A recent Ted Talk Peter van Manen of Mclaren electronics visits the possibilities of taking the thousands of data points of a Formula 1 car and applying them to to a pediatric intensive care ward. I applaud the inventiveness of the folks at Mclaren for taking a system which helps the most competitive motor sportscars perform at the highest level, to increase the survival of babies in their most fragile time of life.

As I listened to the presentation by Mr. van Manen I was intrigued to think if we monitored buildings with the same level of density as a Formula 1 or Indy car what would we learn about the interdependencies of the systems of the buildings we create. While racing teams build a new car for each season and then continually  refine the car with new parts over the racing season, buildings aren't tuned to the same level of razor edged performance.

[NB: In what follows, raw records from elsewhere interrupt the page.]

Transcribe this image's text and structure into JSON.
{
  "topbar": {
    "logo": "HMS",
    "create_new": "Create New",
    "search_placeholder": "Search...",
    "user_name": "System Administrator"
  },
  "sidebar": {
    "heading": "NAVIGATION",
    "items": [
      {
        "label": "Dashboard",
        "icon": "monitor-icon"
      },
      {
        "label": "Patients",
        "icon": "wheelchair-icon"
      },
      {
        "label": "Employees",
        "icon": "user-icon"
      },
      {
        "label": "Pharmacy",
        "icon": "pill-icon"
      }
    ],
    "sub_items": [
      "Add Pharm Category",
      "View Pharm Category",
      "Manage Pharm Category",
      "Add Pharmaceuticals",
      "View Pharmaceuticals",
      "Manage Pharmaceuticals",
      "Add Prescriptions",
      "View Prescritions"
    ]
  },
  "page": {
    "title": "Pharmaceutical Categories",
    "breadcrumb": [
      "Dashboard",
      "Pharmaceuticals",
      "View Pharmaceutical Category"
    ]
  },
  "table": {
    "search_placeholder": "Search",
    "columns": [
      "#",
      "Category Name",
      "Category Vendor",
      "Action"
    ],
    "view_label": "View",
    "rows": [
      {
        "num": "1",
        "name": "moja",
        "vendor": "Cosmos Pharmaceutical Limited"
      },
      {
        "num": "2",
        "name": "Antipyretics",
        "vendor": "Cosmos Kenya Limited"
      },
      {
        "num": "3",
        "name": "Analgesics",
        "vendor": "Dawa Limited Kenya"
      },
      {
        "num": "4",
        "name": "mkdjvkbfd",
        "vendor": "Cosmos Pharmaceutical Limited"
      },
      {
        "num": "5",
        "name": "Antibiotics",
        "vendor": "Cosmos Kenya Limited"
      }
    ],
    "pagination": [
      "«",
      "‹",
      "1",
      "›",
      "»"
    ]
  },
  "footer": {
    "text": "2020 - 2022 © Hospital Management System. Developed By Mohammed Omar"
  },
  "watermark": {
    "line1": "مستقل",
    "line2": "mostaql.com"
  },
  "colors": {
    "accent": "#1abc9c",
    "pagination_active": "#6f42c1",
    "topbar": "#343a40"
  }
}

But how could buildings benefit from the clouds of information such systems create and how could they be built to allow for more constant upgrading to increase performance?

While the real-time streams help teams during the race, the real benefit to the teams is the pattern analysis of different systems interacting and the stories they tell about the performance of the vehicle. Patterns of interaction which warn of impending failure. Today there is a distinct possibility of converting buildings from acting like consuming appliances to being a cooperating, interdependent network of producers of power and electricity. But to accomplish this task will require a nervous system at the level used in the Formula 1 auto racing business.

So while we are using the continuous monitoring of and using real-time analysis of the data to forecast future performance of both machines and mankind, we might also be thinking of applying the same ideas to buildings to raise their performance levels, extend their lives and provide greater comfort and safety all at the same time.

See related article about Google Contacts

This is a continuing chapter in the interrelationships of discovery and application of technology and the built environment. The suggested connections and links between seemingly different applications can open new possibilities as a String of knowledge to make our lives better. 

1 comment:

  1. Andrew,

    As an F1 fan, I applaud Peter van Manen of Mclaren electronics and his discussion of applying real time data acquisition to pediatric wards. F1 is a performance contest driven by hundredths of a second. Teams are able to invest in real time data acquisition because the alternative is lost time and position on the race track. Building owners do not compete in a similar climate. In general buildings are a passive system of components that silently perform until they fail. Convincing an owner to invest in real time building component data reporting would have to show some ROI that justifies the investment. Power consumption and production monitoring capability are offered with many current HVAC systems. Adding additional reporting capabilities for the remaining building components is a long term goal that can be achieved, but currently offers diminishing returns to the owner. F1 and babies are extremely time sensitive, buildings not so much.